La sua protesta infatti è partita dalle parole pronunciate dal primo ministro Manuel Vals lo scorso 29 agosto in seguito alla famigerata polemica del burkini scaturita dal divieto fatto applicare da alcuni sindaci di località balneari.

Marianne, simbolo della Repubblica, ha il seno nudo perché nutre il popolo”, ha affermato il politico, riferendosi alla classica figura che simboleggia da secoli la Francia. Ma la giornalista ha smentito Valls, che avrebbe confuso la Marianna, solitamente raffigurata con il seno coperto, scambiandola per l’allegoria al centro del quadro Libertà che guida il popolo di Eugène Delacroix.
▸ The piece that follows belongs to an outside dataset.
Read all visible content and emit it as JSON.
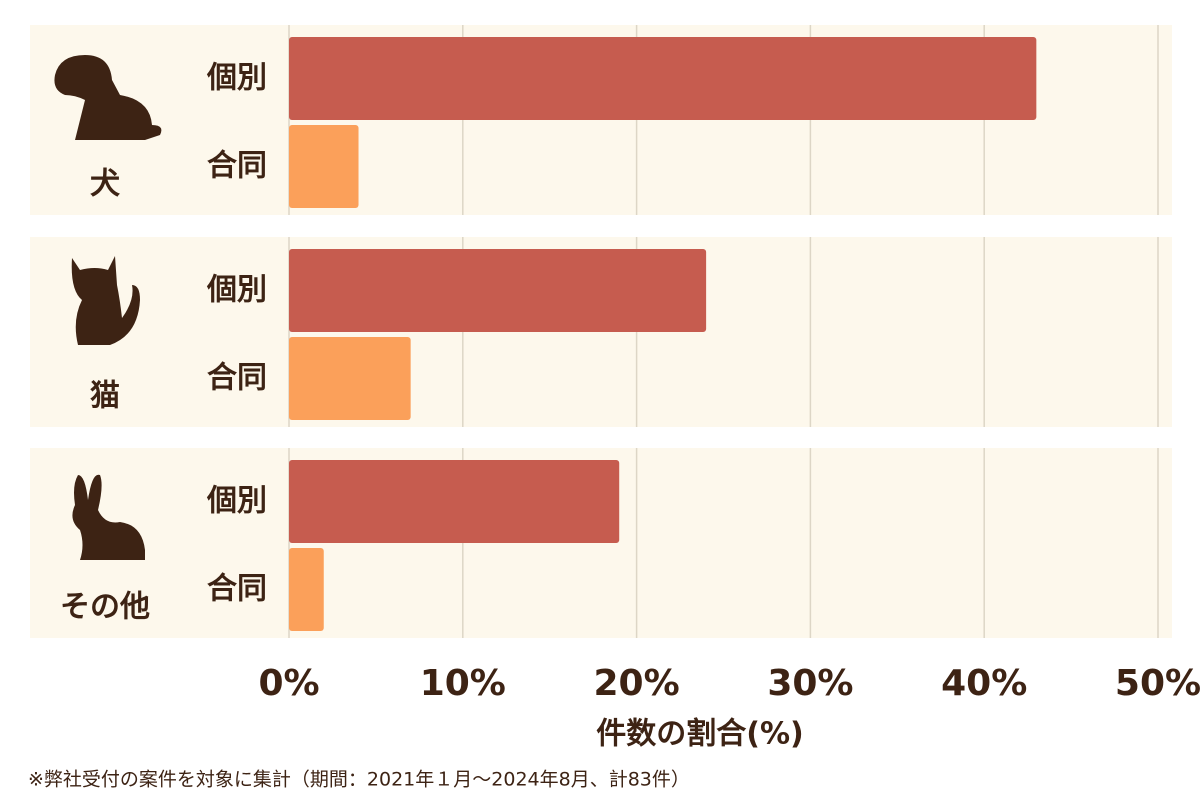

Lezioni di storia dell’arte a parte, la Bürki ha preso la palla al balzo per criticare una politica sempre più interessata al corpo delle donne: dopo aver indossato una bandiera della Francia con un gesto plateale ha messo in mostra parte del seno in diretta tv.

È il nuovo teste per la cittadinanza francese. Mostrateci i seni. E se dobbiamo nutrire il popolo...”, queste le parole pronunciate prima del siparietto, tanto comico nei toni quanto politico nelle intenzioni.

In un Paese come la Francia che tiene molto alle libertà dei suoi cittadini anche i giornalisti non hanno paura a esprimere le loro opinioni mettendosi in gioco in prima persona.